BERLIN – À l’heure où le monde peine à maîtriser ses émissions de gaz à effet de serre et à limiter le réchauffement climatique, une nouvelle solution technologique miracle suscite l’enthousiasme de plus en plus de partisans. La géo-ingénierie – manipulation à grande échelle des fonctionnements naturels de la planète Terre – se popularise ainsi en tant que moyen de contrer les effets négatifs du changement climatique.
Les partisans de cette science alimentent l’illusion selon laquelle il serait possible de sortir de la crise climatique grâce à l’ingénierie, de satisfaire aux objectifs de l’accord climatique conclu à Paris en 2015, et de conserver un mode de vie à forte consommation.

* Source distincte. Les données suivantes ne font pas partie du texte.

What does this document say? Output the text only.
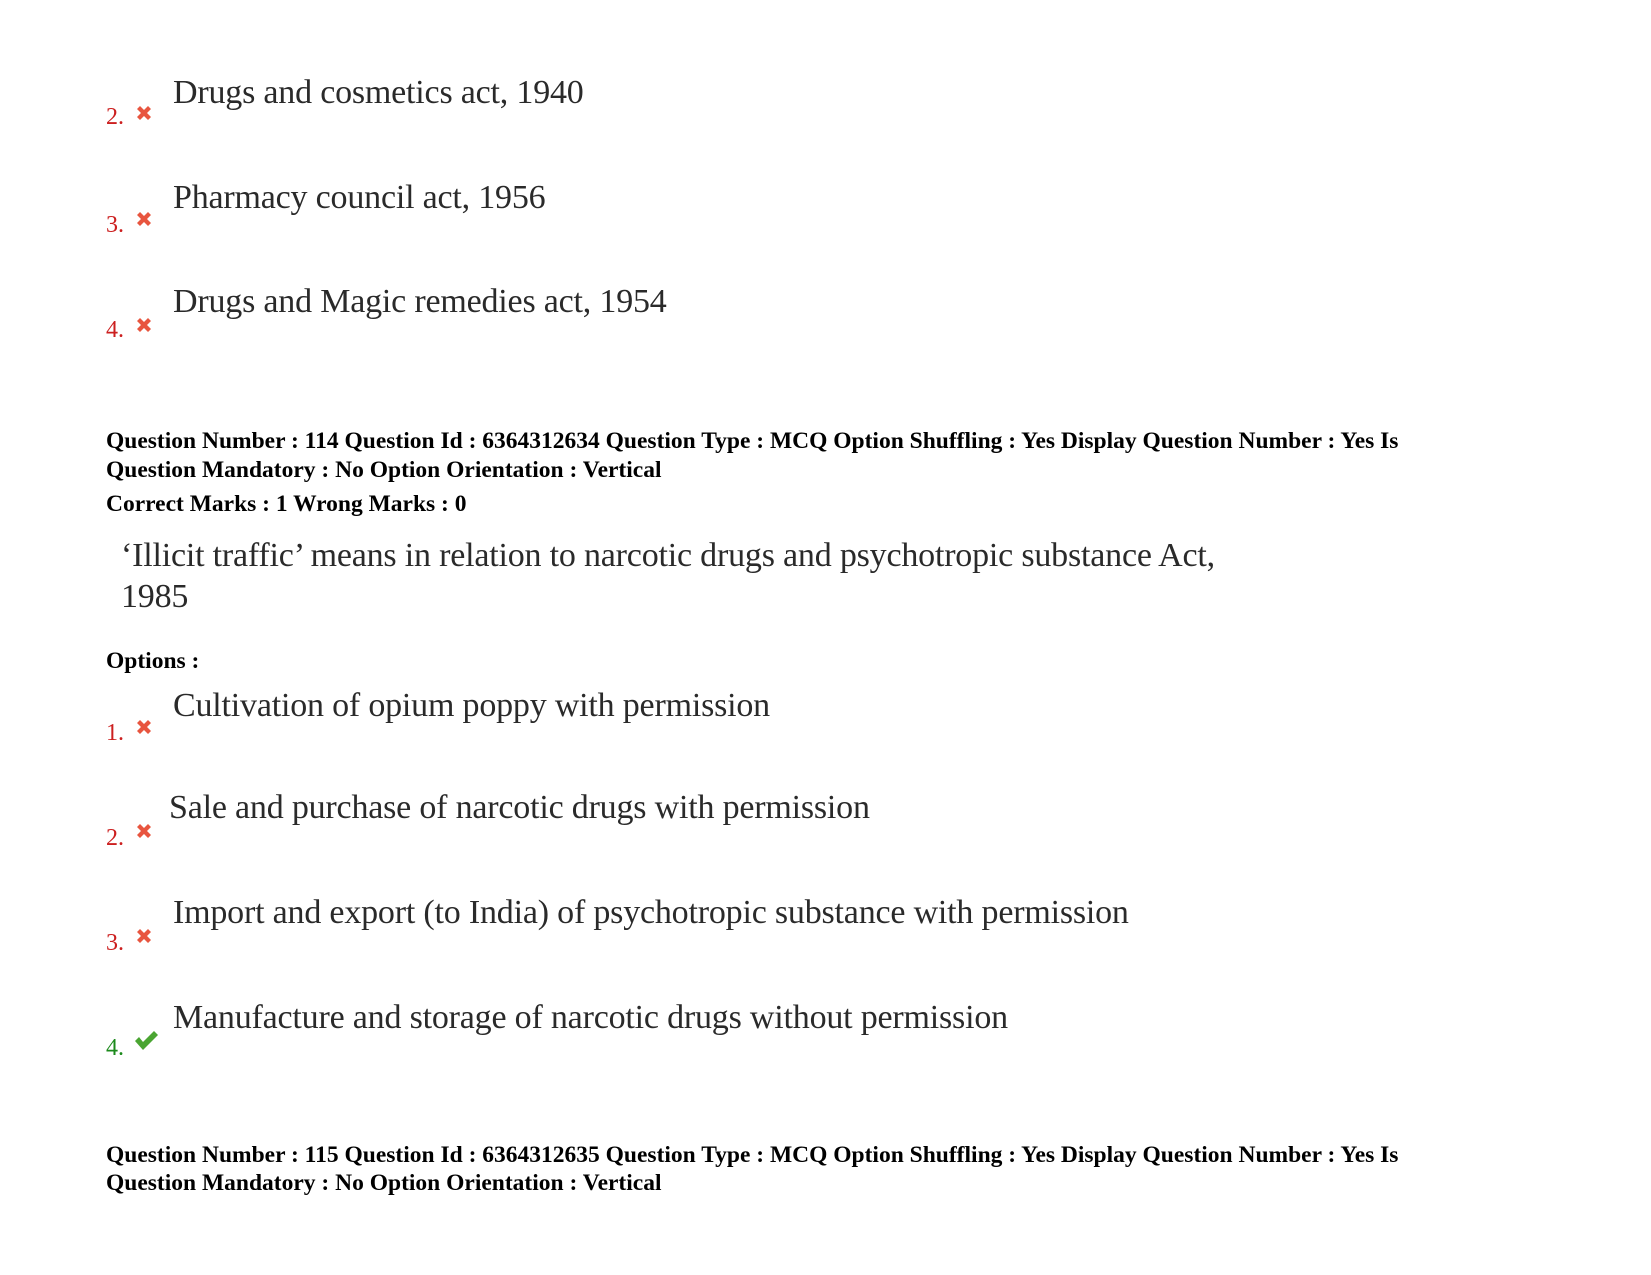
2.
Drugs and cosmetics act, 1940
3.
Pharmacy council act, 1956
4.
Drugs and Magic remedies act, 1954
Question Number : 114 Question Id : 6364312634 Question Type : MCQ Option Shuffling : Yes Display Question Number : Yes Is
Question Mandatory : No Option Orientation : Vertical
Correct Marks : 1 Wrong Marks : 0
‘Illicit traffic’ means in relation to narcotic drugs and psychotropic substance Act,
1985
Options :
1.
Cultivation of opium poppy with permission
2.
Sale and purchase of narcotic drugs with permission
3.
Import and export (to India) of psychotropic substance with permission
4.
Manufacture and storage of narcotic drugs without permission
Question Number : 115 Question Id : 6364312635 Question Type : MCQ Option Shuffling : Yes Display Question Number : Yes Is
Question Mandatory : No Option Orientation : Vertical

En réalité, cette solution n’est pas aussi simple que voudraient nous le faire croire ses partisans. Parier sur l’ingénierie climatique – en tant que police d’assurance planétaire ou dernier recours pour combattre la hausse des températures – est non seulement risqué, mais détourne également notre attention de la seule solution dont nous savons qu’elle fonctionnera : la réduction des émissions de carbone.

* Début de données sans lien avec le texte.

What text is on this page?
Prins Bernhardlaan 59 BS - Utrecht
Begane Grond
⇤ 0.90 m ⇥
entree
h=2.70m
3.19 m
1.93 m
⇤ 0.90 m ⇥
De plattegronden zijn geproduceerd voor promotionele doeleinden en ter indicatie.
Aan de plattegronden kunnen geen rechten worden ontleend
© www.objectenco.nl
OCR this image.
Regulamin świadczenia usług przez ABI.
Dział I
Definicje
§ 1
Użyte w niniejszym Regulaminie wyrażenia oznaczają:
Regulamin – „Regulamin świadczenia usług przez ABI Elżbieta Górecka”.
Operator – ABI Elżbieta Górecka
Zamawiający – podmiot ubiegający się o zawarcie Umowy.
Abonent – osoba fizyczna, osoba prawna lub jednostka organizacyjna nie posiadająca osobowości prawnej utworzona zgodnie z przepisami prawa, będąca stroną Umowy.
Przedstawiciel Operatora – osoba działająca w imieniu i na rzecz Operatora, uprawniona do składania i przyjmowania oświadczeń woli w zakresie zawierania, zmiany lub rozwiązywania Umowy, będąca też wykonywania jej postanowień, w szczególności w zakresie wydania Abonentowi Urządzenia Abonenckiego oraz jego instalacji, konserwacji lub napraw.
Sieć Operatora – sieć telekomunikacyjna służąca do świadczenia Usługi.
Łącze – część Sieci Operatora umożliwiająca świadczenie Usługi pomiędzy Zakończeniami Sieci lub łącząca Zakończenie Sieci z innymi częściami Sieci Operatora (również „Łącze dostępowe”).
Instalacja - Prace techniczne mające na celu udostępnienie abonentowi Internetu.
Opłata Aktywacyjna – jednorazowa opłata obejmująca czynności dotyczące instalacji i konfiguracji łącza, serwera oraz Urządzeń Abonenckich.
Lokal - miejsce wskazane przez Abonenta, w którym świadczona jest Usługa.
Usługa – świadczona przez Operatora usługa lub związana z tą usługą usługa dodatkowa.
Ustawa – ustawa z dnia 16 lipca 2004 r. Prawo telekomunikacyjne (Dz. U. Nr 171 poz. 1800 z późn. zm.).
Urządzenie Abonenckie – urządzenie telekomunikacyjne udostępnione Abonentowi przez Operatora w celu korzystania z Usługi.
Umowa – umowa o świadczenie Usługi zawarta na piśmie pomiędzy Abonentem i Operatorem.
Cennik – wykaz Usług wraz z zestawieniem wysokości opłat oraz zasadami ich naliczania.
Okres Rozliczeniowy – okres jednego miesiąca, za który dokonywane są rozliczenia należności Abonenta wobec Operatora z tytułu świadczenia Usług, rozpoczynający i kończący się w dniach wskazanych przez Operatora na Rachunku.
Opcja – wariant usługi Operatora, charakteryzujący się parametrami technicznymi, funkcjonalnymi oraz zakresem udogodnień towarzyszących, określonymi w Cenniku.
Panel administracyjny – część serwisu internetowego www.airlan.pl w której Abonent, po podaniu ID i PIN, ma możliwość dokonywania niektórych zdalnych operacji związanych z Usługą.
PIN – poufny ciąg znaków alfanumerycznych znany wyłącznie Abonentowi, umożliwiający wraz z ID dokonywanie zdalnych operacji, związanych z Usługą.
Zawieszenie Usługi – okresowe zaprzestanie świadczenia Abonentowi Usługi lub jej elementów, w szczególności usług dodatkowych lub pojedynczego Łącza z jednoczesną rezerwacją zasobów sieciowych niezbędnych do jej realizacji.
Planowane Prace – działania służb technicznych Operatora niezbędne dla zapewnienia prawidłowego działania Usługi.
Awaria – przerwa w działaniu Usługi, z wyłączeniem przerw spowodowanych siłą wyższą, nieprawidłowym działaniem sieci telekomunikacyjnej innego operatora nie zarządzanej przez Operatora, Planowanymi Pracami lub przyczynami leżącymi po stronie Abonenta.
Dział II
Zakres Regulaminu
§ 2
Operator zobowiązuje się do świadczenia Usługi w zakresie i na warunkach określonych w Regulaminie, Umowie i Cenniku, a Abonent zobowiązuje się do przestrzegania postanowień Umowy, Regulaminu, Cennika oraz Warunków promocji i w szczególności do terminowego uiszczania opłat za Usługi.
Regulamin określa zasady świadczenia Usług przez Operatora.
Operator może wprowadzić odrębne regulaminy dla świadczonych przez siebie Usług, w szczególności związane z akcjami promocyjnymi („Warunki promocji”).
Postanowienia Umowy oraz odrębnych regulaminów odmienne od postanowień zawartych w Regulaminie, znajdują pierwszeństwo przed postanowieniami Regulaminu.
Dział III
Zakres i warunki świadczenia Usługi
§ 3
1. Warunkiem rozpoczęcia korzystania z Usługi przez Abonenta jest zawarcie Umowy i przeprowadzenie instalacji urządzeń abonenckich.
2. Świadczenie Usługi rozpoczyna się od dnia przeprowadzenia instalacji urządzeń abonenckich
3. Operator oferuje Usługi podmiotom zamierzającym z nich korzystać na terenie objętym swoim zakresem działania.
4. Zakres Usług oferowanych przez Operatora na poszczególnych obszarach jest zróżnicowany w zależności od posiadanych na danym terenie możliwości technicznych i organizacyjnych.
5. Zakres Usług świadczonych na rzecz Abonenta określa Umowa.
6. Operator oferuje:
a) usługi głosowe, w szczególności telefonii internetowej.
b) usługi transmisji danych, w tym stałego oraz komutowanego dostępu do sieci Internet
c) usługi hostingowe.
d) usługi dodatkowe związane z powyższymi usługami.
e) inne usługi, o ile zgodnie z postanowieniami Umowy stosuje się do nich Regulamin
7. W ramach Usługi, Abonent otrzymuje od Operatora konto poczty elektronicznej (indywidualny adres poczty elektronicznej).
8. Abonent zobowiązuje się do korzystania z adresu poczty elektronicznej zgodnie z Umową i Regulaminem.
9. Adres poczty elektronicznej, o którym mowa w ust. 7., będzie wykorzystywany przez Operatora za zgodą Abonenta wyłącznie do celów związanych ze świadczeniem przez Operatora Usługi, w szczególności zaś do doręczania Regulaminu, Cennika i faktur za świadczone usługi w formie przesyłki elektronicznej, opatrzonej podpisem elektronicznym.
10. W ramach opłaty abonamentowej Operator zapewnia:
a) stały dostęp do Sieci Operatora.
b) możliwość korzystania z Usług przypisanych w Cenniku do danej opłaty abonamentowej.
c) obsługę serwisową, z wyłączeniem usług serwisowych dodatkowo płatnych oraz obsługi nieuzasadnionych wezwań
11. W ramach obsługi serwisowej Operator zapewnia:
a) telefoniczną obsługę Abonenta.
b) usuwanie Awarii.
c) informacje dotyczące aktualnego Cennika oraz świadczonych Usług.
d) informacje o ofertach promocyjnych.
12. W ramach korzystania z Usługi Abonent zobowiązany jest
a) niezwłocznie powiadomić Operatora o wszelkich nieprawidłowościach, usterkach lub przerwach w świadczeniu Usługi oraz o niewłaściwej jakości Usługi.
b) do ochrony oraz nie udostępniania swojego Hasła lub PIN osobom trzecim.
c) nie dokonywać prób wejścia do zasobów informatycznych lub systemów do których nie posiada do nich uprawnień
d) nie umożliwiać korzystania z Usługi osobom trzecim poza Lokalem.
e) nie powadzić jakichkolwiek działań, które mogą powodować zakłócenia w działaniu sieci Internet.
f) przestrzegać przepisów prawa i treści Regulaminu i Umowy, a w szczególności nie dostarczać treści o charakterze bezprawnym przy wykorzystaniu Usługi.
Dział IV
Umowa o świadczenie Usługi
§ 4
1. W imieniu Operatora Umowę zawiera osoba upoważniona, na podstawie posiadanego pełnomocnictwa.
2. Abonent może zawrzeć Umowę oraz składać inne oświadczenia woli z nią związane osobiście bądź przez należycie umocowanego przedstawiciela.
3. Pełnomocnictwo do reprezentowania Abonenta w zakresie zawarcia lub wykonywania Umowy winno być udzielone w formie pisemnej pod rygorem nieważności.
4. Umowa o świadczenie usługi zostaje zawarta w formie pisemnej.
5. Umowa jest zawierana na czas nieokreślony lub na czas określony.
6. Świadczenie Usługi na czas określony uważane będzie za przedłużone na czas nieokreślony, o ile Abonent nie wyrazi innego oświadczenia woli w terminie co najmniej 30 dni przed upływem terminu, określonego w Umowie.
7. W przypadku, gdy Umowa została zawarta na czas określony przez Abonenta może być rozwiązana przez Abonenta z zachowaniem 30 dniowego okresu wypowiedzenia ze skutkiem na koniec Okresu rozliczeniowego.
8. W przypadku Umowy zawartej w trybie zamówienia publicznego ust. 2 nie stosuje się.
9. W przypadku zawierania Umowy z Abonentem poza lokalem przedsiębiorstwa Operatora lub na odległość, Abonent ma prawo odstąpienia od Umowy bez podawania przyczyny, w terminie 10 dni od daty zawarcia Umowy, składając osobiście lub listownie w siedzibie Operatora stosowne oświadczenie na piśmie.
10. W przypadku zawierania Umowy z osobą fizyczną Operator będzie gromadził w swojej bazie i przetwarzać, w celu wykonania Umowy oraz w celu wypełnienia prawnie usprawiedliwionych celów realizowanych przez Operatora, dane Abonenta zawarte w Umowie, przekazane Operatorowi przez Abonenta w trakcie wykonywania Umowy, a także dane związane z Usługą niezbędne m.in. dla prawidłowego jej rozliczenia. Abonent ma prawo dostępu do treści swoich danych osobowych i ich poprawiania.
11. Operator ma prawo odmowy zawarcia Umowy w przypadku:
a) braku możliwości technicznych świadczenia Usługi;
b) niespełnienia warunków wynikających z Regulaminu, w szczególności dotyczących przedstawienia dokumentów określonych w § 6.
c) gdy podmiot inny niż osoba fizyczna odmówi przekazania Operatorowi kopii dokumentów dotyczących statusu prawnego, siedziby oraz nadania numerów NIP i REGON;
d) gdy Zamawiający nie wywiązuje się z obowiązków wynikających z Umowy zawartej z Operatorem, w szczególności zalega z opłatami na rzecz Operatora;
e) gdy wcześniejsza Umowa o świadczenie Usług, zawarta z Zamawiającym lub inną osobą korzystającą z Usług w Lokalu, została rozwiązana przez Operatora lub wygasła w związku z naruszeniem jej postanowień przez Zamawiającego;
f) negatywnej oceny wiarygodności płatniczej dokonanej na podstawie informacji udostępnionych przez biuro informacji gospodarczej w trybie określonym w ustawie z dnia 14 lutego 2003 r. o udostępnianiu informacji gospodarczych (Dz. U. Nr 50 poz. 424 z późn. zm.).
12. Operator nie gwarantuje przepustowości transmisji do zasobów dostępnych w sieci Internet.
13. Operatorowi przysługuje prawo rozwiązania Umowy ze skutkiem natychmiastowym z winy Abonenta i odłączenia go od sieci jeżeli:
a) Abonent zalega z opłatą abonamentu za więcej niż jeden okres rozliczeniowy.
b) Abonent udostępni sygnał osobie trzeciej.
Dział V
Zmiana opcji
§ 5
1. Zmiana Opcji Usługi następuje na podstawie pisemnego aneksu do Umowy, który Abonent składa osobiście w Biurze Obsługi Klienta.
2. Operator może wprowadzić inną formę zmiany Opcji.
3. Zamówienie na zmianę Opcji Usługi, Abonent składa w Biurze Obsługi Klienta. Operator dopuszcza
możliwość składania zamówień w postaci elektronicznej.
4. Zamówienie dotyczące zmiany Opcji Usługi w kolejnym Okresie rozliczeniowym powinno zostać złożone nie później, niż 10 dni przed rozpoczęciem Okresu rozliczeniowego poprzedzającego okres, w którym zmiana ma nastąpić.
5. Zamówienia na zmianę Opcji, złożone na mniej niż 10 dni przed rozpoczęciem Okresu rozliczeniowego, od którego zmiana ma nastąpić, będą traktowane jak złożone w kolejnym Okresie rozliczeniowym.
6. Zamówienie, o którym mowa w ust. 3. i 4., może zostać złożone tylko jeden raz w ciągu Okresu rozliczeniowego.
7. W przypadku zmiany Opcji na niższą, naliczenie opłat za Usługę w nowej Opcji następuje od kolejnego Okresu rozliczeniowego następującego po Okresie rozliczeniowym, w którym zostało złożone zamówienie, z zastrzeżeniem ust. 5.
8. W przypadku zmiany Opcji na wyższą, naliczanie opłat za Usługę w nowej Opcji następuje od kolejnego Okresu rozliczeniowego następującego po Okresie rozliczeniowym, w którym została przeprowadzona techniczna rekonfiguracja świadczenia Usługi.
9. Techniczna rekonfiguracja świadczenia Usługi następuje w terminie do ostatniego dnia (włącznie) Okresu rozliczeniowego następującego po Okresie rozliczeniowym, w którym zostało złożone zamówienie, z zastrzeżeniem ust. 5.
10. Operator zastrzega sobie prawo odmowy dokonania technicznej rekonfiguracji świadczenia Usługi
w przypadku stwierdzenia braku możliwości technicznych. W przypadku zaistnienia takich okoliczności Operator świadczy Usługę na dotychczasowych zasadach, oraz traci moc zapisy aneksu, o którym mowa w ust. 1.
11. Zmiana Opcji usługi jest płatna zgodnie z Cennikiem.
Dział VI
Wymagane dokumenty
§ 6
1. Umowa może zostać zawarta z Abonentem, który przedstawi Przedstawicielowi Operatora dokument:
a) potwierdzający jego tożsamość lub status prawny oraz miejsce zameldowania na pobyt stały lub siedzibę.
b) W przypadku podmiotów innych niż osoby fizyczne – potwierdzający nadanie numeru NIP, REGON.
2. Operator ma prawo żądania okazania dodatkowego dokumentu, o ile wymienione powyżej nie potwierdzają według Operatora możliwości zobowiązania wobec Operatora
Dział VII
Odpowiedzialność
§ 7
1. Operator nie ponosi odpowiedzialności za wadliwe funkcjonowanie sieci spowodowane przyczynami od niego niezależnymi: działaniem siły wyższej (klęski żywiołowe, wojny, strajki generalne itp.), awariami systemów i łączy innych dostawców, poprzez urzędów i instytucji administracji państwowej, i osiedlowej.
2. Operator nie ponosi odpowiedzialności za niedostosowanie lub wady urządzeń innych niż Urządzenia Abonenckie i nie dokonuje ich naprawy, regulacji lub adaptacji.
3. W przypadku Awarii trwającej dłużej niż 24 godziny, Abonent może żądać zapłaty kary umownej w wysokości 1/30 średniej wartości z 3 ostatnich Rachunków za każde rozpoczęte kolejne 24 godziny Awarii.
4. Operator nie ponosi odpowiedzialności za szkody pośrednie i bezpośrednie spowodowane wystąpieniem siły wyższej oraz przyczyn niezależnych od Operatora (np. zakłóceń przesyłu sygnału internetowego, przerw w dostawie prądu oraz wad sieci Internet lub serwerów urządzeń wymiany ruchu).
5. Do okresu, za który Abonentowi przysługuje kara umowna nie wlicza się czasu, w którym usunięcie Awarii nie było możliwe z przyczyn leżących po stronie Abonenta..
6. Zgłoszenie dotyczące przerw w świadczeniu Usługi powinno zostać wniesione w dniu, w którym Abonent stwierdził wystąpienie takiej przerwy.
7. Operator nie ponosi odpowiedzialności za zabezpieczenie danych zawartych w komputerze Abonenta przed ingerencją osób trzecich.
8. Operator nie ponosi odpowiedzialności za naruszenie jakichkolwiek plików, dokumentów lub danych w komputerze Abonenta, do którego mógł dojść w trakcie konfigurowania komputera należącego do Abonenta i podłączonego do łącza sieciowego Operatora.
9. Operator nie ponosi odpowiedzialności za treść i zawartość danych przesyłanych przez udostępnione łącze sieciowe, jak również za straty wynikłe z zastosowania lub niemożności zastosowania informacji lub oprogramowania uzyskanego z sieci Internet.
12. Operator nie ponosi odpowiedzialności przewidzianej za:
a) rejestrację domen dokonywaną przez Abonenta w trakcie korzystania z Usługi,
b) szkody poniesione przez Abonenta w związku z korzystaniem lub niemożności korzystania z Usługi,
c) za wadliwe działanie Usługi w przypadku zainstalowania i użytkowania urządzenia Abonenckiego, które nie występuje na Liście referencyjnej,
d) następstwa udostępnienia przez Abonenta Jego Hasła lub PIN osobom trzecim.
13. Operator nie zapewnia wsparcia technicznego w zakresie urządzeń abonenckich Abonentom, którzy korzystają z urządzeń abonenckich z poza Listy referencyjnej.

Chacune des technologies actuellement débattues comporte un certain nombre de risques et incertitudes. La seule manière de tester à l’échelle planétaire l’efficacité de la gestion du rayonnement solaire (GRS), par exemple, consisterait à effectuer des expérimentations au sein de l’environnement – soit en sprayant des particules dans l’atmosphère, soit en modifiant artificiellement les nuages. Même ces tests se limitaient à déterminer si la GRS peut réfracter suffisamment de rayonnement solaire pour rafraîchir la planète, l’expérimentation en elle-même pourrait provoquer des dégâts irréversibles. Selon les modèles actuels, la mise en œuvre de la GRS risquerait de modifier les régimes pluviométriques, d’endommager la couche d’ozone, et de mettre à mal les moyens de subsistance de plusieurs millions de personnes.
Au-delà des risques écologiques, les détracteurs de cette démarche nous mettent en garde sur le fait qu’une fois déployée à l’échelle planétaire, la GRS pourrait constituer une arme puissante, conférant aux États, aux grandes sociétés et à certains individus la capacité de manipuler le climat dans un but stratégique (scénario qui a même séduit Hollywood). Mais la critique la plus importante est de nature politique : dans un monde au sein duquel le multilatéralisme est mis à rude épreuve, comment les interventions écologiques planétaires seraient-elles gouvernées ?
Des questions similaires entourent l’autre grande démarche technologique d’ingénierie climatique actuellement débattue : la fameuse élimination du dioxyde de carbone (CDR). Les partisans de cette technologie proposent de retirer du CO2 de l’atmosphère pour le stocker sous terre ou dans les océans. Certaines applications de la CDR sont d’ores et déjà interdites, eu égard aux inquiétudes quant aux éventuelles conséquences environnementales. La fertilisation des océans visant le captage du carbone par le phytoplancton a par exemple été interdite en 2008 par le Protocole de Londres sur la pollution marine. Les parties à cette décision craignaient en effet des dangers potentiels pour la vie marine.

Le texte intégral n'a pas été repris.